10 thoughts on “Develop your intuition about histograms

  1. True, though that may be more the breaking algorithm than anything else… Scott or Friedman-Diaconis gets you something much more reasonable (though I'll accept that most people aren't aware that differences exist!)

    hist(y,"Scott")
    curve(dcauchy(x),col="red",lwd=2)

    or…

    hist(y,"Scott",xlim=c(-100,100))
    curve(dcauchy(x),col="red",lwd=2)

    for something more "textbook" :-)

  2. Byron,

    These help but I still don't think they look so pretty. And doing xlim=c(-100,100) is cheating, I think! My point is that some distributions aren't so amenable to histograms.

  3. For me, there is no intrinsic reason why an histogram should lead to a "good" visualisation of a distribution. Even independently from aesthetic criteria, the automatic choice of the bin width is difficult, and is too often badly implemented in software packages. For example the R default is Sturge heuristic (1926), which derivation is simply wrong. Scott(1985) proposed another one based on a gaussian assumption, but Hyndman(1995) showed that that was also bad in some cases. Other works have been done with more complex heuristics, involving more and more computation (Freedman(1981),Wand(1997)) but none of them really conviced me. I'd prefer considering the histogram as a model of the distribution of the data, and the bin width as a parameter. Then a bayesian inference and the so called "automatic Occam" could lead to a better choice of the width (at the price of an optimisation in bin-width space).
    Discretisation is a complex issue, more profound than usually though.
    If somebody is interested in references, mail me.
    Regards
    Pierre

  4. OK then, smart guy, if a histogram isn't the right answer here, what is a better way to display the distribution?
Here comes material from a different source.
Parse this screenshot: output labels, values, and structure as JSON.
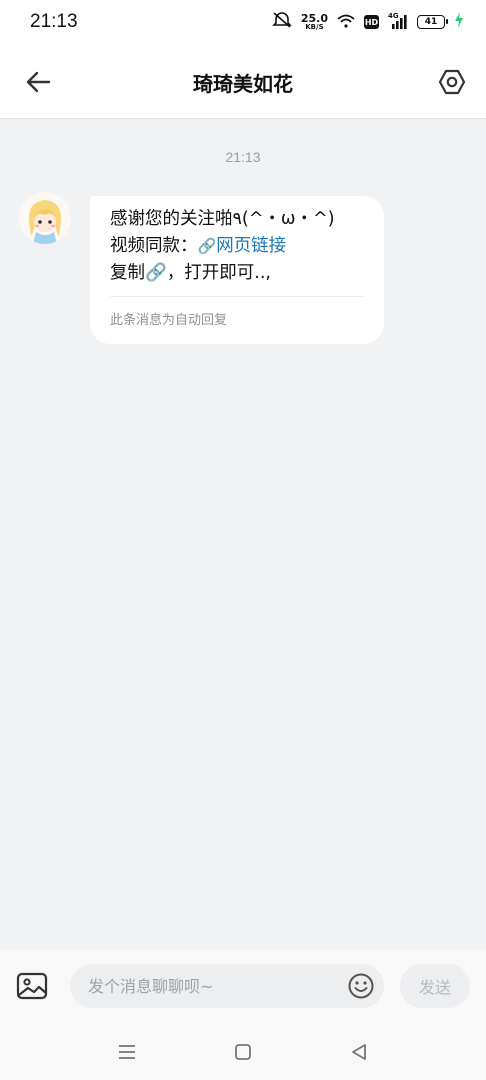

    I'm tempted to play devil's advocate and say that depending on what you want, a histogram may be OK here: you have a lot of data clustered around 0, and some extreme outliers that go waaay out in the tails. If you care about the distribution "near" zero, and you know it, then it's not cheating to focus on that area, so make a histogram of just the data for |x| l.t. 100 or so, or just |x| l.t. 25.
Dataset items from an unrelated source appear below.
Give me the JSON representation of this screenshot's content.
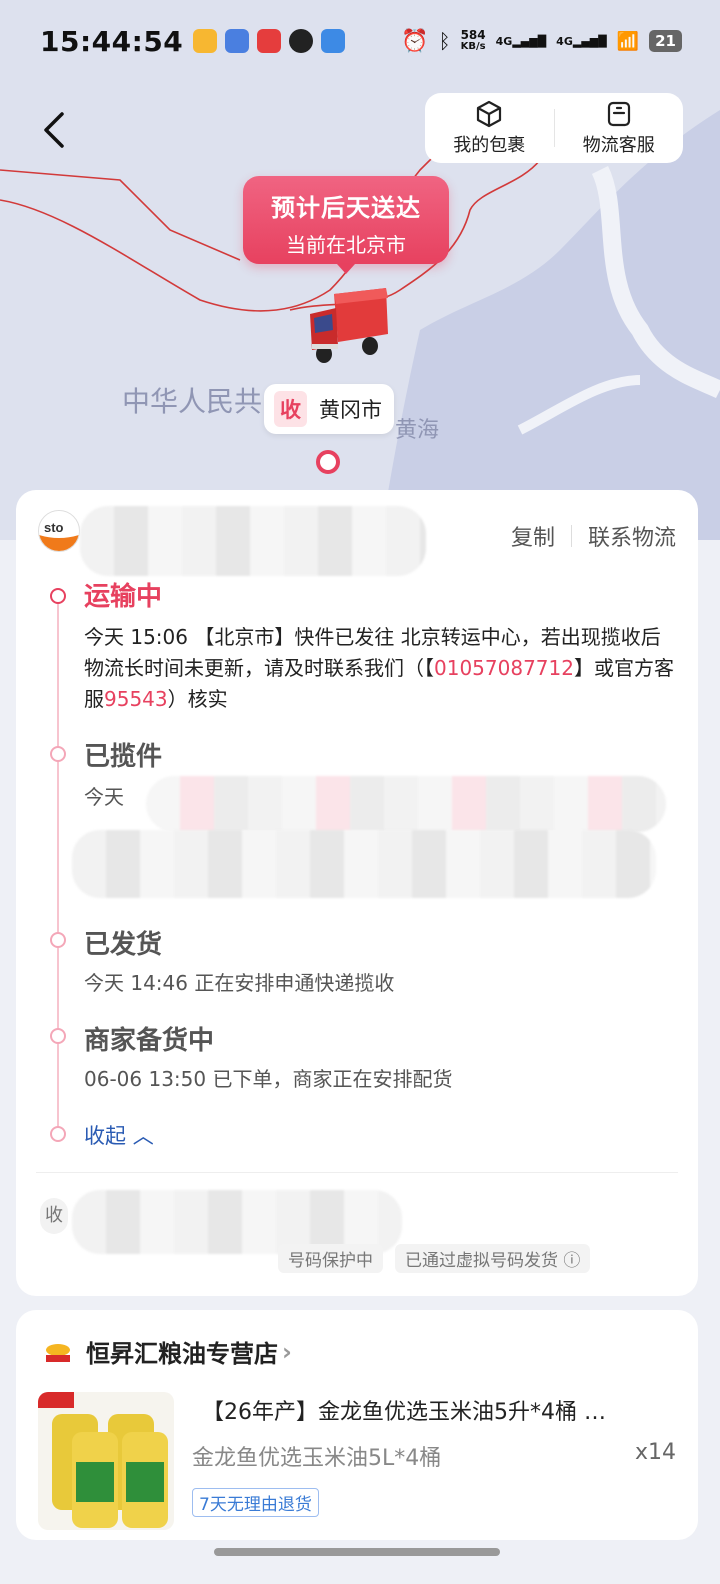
{
  "status_bar": {
    "time": "15:44:54",
    "net_speed": "584",
    "net_unit": "KB/s",
    "signal1": "4G",
    "signal2": "4G",
    "battery": "21"
  },
  "top_actions": {
    "package_label": "我的包裹",
    "service_label": "物流客服"
  },
  "map": {
    "eta_title": "预计后天送达",
    "eta_location": "当前在北京市",
    "dest_badge": "收",
    "dest_city": "黄冈市",
    "label_country": "中华人民共",
    "label_sea": "黄海"
  },
  "logistics": {
    "copy_label": "复制",
    "contact_label": "联系物流",
    "timeline": [
      {
        "title": "运输中",
        "text_pre": "今天 15:06 【北京市】快件已发往 北京转运中心，若出现揽收后物流长时间未更新，请及时联系我们（【",
        "phone": "01057087712",
        "text_mid": "】或官方客服",
        "hotline": "95543",
        "text_post": "）核实"
      },
      {
        "title": "已揽件",
        "text": "今天"
      },
      {
        "title": "已发货",
        "text": "今天 14:46  正在安排申通快递揽收"
      },
      {
        "title": "商家备货中",
        "text": "06-06 13:50  已下单，商家正在安排配货"
      }
    ],
    "collapse_label": "收起",
    "receiver_badge": "收",
    "privacy_tag": "号码保护中",
    "virtual_tag": "已通过虚拟号码发货"
  },
  "order": {
    "shop_name": "恒昇汇粮油专营店",
    "product_title": "【26年产】金龙鱼优选玉米油5升*4桶 …",
    "sku": "金龙鱼优选玉米油5L*4桶",
    "qty": "x14",
    "return_tag": "7天无理由退货"
  },
  "colors": {
    "accent": "#e7415f",
    "link": "#2a5bb3"
  }
}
    If I were to try to defend the lowly histogram, that's what I'd say. In this extreme case, that's a tough defense to make, especially for an exploratory analysis: the point of the histogram isn't supposed to be that it tells you where all of your data are, it's that it shows something about the shape of the distribution, and that's not really the case here.

    There are other standard approaches to seeing something about the distribution, though, like looking at quantiles and extreme values. A simple plot(sort(y)) will kinda show you what's going on, at least to the point that you know to look deeper.
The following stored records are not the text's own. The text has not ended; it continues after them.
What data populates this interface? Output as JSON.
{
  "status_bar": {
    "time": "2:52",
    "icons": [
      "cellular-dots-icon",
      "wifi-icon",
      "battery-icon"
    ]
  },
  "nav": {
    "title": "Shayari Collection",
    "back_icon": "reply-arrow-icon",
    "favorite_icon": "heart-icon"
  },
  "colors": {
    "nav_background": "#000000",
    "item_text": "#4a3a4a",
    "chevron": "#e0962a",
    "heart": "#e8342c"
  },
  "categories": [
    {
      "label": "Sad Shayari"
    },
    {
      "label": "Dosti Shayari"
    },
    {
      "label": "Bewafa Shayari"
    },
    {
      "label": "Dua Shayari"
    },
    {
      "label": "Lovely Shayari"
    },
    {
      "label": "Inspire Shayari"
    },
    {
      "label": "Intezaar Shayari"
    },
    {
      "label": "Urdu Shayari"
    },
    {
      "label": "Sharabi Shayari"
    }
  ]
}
    But yeah, a histogram isn't very helpful.

  5. I think histograms are great but not for all purposes. For this particular example, the weird thing is that the data can have such extreme values, either positive or negative. If the data were all-positive, you could just take the log first and then do the histogram. Real data that are approximately Cauchy-distributed tend to be ratios of the form y/x, where x could be either positive or negative. The extreme values correspond to x near 0. I'd probably prefer a scatterplot of y vs. x.

  6. In term of teaching advices, I have a interesting quote:

    " The message to the student, though, is clear – don't just automatically accept the default histogram generated by your statistics program. Especially if the data is skewed or multi-modal or has some unusual feature in its distribution, the student should generate a number of histograms and choose that which seems to best give a true picture of the data, or that which best displays the particular aspect of the data in which the student is interested."
    Unfortunatly, I can't find who is the author of this, it may be Paul Velleman, but I'm not sure. ;-(

  7. Okay, my stupid comment looks even more stupid for my trying to put a less-than sign in my pretend R code. I was going for this:

    y = rcauchy(100)
    hist(y)

    As for what might be better, given a huge dataset of a Cauchy distribution, I deal mostly with normal distributions, so this would make the most sense to me:

    y = rcauchy(10000)
    n = pnorm(y)
    qqplot(y,n)

    Not the most informative, I guess, but it gets the point across to non-stats-heavies like me.